Date registered: Mar 2005
Vehicle: '01-E320 & 02-ST2
Location: John 15:18-19
Mentioned: 0 Post(s)
Quoted: 35 Post(s)
DirecTV agrees to a fine for violating "do not call" rule
I didn't realize DirecTV was this sleazy until reading some of the details of this article. Count me as a never-will-subscribe when it comes to DirecTV.
DirecTV to pay $5.4M penalty
FTC says violation of 'Do Not Call' rule is largest civil assessment ever obtained.
December 13, 2005
NEW YORK (CNN/Money.com) - Officials announced a $5.36 million settlement Tuesday with satellite TV provider DirecTV over alleged violations of the Do Not Call rule, the largest civil penalty ever obtained by the Federal Trade Commission in a consumer protection enforcement case.
The FTC's action "demonstrates that the registry is a program consumers can continue to believe in," said FTC Chairman Deborah Platt Majoras at a press conference held Tuesday morning. "Sellers are on the hook for calls placed on their behalf and for their benefit," she added. "It is not named the Do Not Call Registry for nothing."
DirecTV (down $0.02 to $13.75, Research), five firms telemarketing on the company's behalf, as well as six principals of the telemarketing firms were involved in the case, which Majoras said accounted for the single biggest category of do-not-call violations the commission has ever received.
Majoras said the DirecTV case accounted for the single biggest category of do not call violations the commission has ever received.
In one case, DirecTV provided a list of consumers to a telemarketing company, according to Majoras. But in many cases, she said the digital television provider paid a commission to the telemarketing companies for each subscription sold.

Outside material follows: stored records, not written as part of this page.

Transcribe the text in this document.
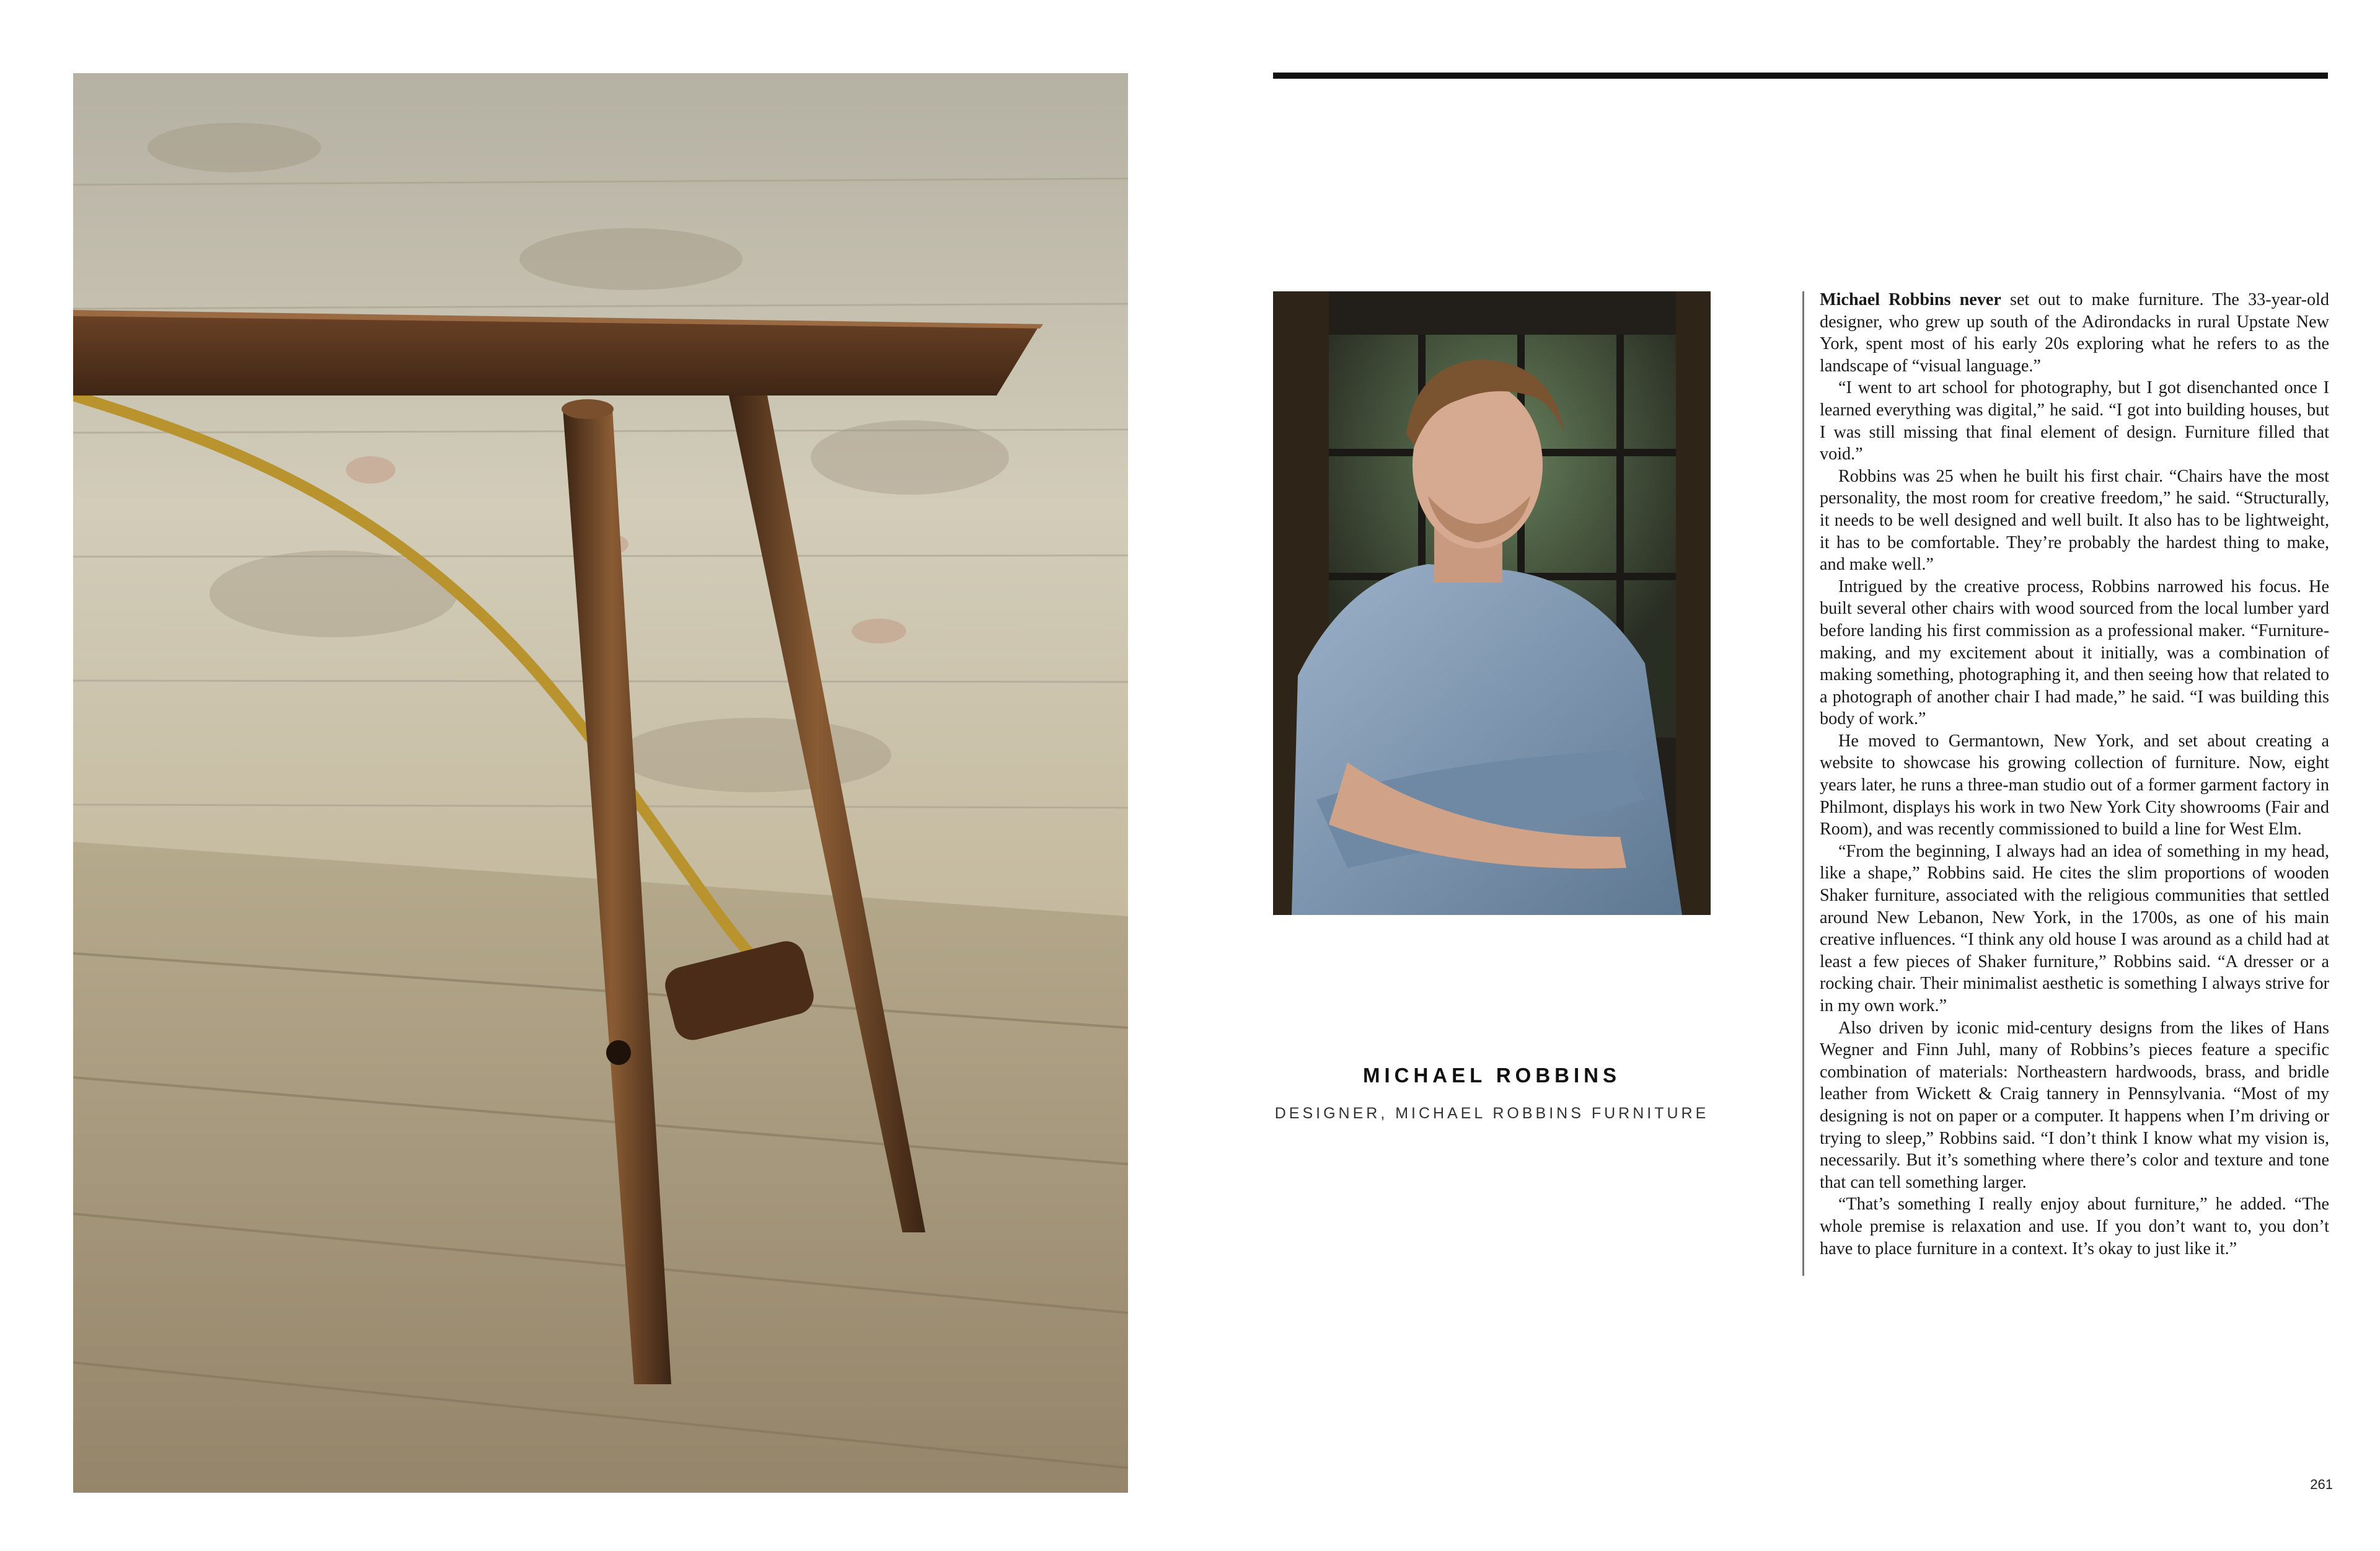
MICHAEL ROBBINS
DESIGNER, MICHAEL ROBBINS FURNITURE

Michael Robbins never set out to make furniture. The 33-year-old designer, who grew up south of the Adirondacks in rural Upstate New York, spent most of his early 20s exploring what he refers to as the landscape of “visual language.”

“I went to art school for photography, but I got disenchanted once I learned everything was digital,” he said. “I got into building houses, but I was still missing that final element of design. Furniture filled that void.”

Robbins was 25 when he built his first chair. “Chairs have the most personality, the most room for creative freedom,” he said. “Structurally, it needs to be well designed and well built. It also has to be lightweight, it has to be comfortable. They’re probably the hardest thing to make, and make well.”

Intrigued by the creative process, Robbins narrowed his focus. He built several other chairs with wood sourced from the local lumber yard before landing his first commission as a professional maker. “Furniture-making, and my excitement about it initially, was a combination of making something, photographing it, and then seeing how that related to a photograph of another chair I had made,” he said. “I was building this body of work.”

He moved to Germantown, New York, and set about creating a website to showcase his growing collection of furniture. Now, eight years later, he runs a three-man studio out of a former garment factory in Philmont, displays his work in two New York City showrooms (Fair and Room), and was recently commissioned to build a line for West Elm.

“From the beginning, I always had an idea of something in my head, like a shape,” Robbins said. He cites the slim proportions of wooden Shaker furniture, associated with the religious communities that settled around New Lebanon, New York, in the 1700s, as one of his main creative influences. “I think any old house I was around as a child had at least a few pieces of Shaker furniture,” Robbins said. “A dresser or a rocking chair. Their minimalist aesthetic is something I always strive for in my own work.”

Also driven by iconic mid-century designs from the likes of Hans Wegner and Finn Juhl, many of Robbins’s pieces feature a specific combination of materials: Northeastern hardwoods, brass, and bridle leather from Wickett & Craig tannery in Pennsylvania. “Most of my designing is not on paper or a computer. It happens when I’m driving or trying to sleep,” Robbins said. “I don’t think I know what my vision is, necessarily. But it’s something where there’s color and texture and tone that can tell something larger.

“That’s something I really enjoy about furniture,” he added. “The whole premise is relaxation and use. If you don’t want to, you don’t have to place furniture in a context. It’s okay to just like it.”

261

The investigation into the case took about two years, according to Majoras. Large numbers of complaints began rolling into the FTC in November 2003
Prior to the DirecTV settlement, the biggest penalty levied over unsolicited calls was a $500,000 penalty against a company called Flagship.
The National DNC Registry, in effect since October 2003, now contains more than 110 million phone numbers, and is designed to prevent consumers who have registered their number from getting unwanted calls from telemarketers.
A survey conducted by the FTC backs up anecdotal reports that consumers are getting fewer telemarketing calls, with 25 percent of participants surveyed saying that they get no telemarketing calls at all now.